The down side is the demand charge to some customers, whereby the utility assesses the company’s basic need as X. If the company uses more, the utility will charge accordingly. “Utilities use this as a way to ensure people don’t draw too much power,” Zolan says. Kohler, he adds, will install generator sets to monitor the load; when it gets to a level to where the customer could incur a demand charge, the auxiliary generator can be activated. Kohler also manufactures paralleling switch gear to bring into sync the utility and the generator; the company builds switches that handle up to 4,000 amps. “Our pro- ducts can also distribute power remotely,” says Zolan.

The test of Kohler’s reliability is in the number of markets that use a Kohler generator. Recently, the company signed an exclusive $87 million contract with the Federal Aviation Commission to supply generators and transfer switches to major airports throughout the United States.
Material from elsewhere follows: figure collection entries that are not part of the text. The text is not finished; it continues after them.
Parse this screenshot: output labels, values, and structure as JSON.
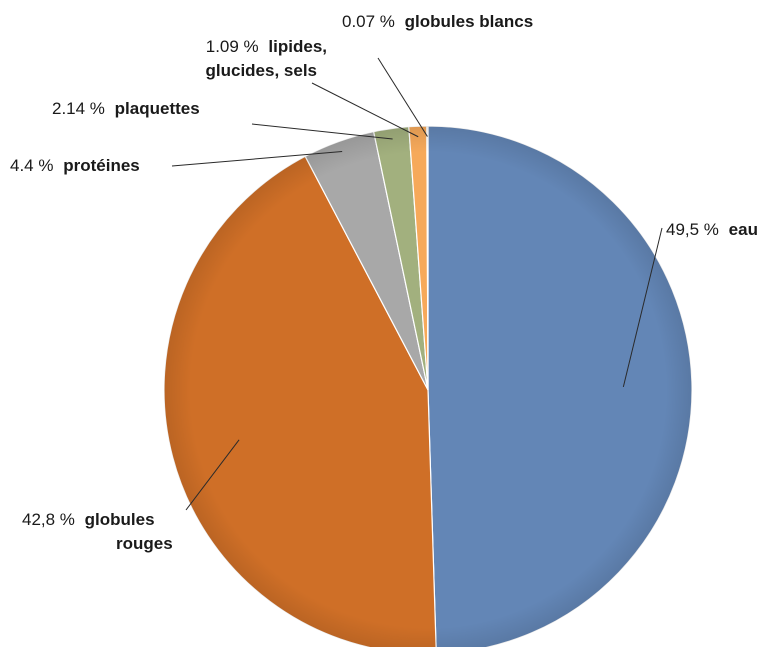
{
  "chart_data": {
    "type": "pie",
    "start": "12 o'clock",
    "direction": "clockwise",
    "slices": [
      {
        "key": "eau",
        "value": 49.5,
        "pct": "49,5 %",
        "lines": [
          "eau"
        ],
        "color": "#6386b6"
      },
      {
        "key": "globules_rouges",
        "value": 42.8,
        "pct": "42,8 %",
        "lines": [
          "globules",
          "rouges"
        ],
        "color": "#cf6f27"
      },
      {
        "key": "proteines",
        "value": 4.4,
        "pct": "4.4 %",
        "lines": [
          "protéines"
        ],
        "color": "#a8a8a8"
      },
      {
        "key": "plaquettes",
        "value": 2.14,
        "pct": "2.14 %",
        "lines": [
          "plaquettes"
        ],
        "color": "#a2b07e"
      },
      {
        "key": "lipides",
        "value": 1.09,
        "pct": "1.09 %",
        "lines": [
          "lipides,",
          "glucides, sels"
        ],
        "color": "#f6a95a"
      },
      {
        "key": "globules_blancs",
        "value": 0.07,
        "pct": "0.07 %",
        "lines": [
          "globules blancs"
        ],
        "color": "#c8cdd6"
      }
    ]
  }
}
In other areas Kohler keeps a strong presence. Its engine division, with plants in Wisconsin and Mississippi, is a large revenue producing arm of the Kohler megalopolis. This division manufac-tures roughly 600,000 units a year and recently has begun a transition into 4-cylinder engines. The power density is similar to 2-cycle, Zolan says, but the four-cylinder advantage is four-fold: it’s more economic in terms of fuel use, environmentally friendly, electronically controlled and state-of-the-art.

Kohler also maintains two facilities in Wisconsin that supply power generation units, plus a host of distributorships and branches throughout the United States, Africa and Europe. In 1996 Kohler opened an assembly facility in Singapore to serve the Asian market.

An Octopus of Ingenuity
The Kohler empire also includes a kitchen and bath group, Kohler Plumbing North America, Cabinetry and Tile, Sterling Plumbing, International Plumbing, Interiors Group and the Hospitality and Real Estate Group, which operates the only Five-Diamond rated resort in the Midwest. But when you think Kohler you think plumbing, power generators and engines. Says Purchasing Manager Steve Solymossy, the company’s staying power in the face of dramatic change in both domestic and global marketplaces revolves around its ability to provide a total solution. “We keep pace by providing a complete service. We are not known as only a supplier of generator sets. We’re known as a provider of a complete power system solution.”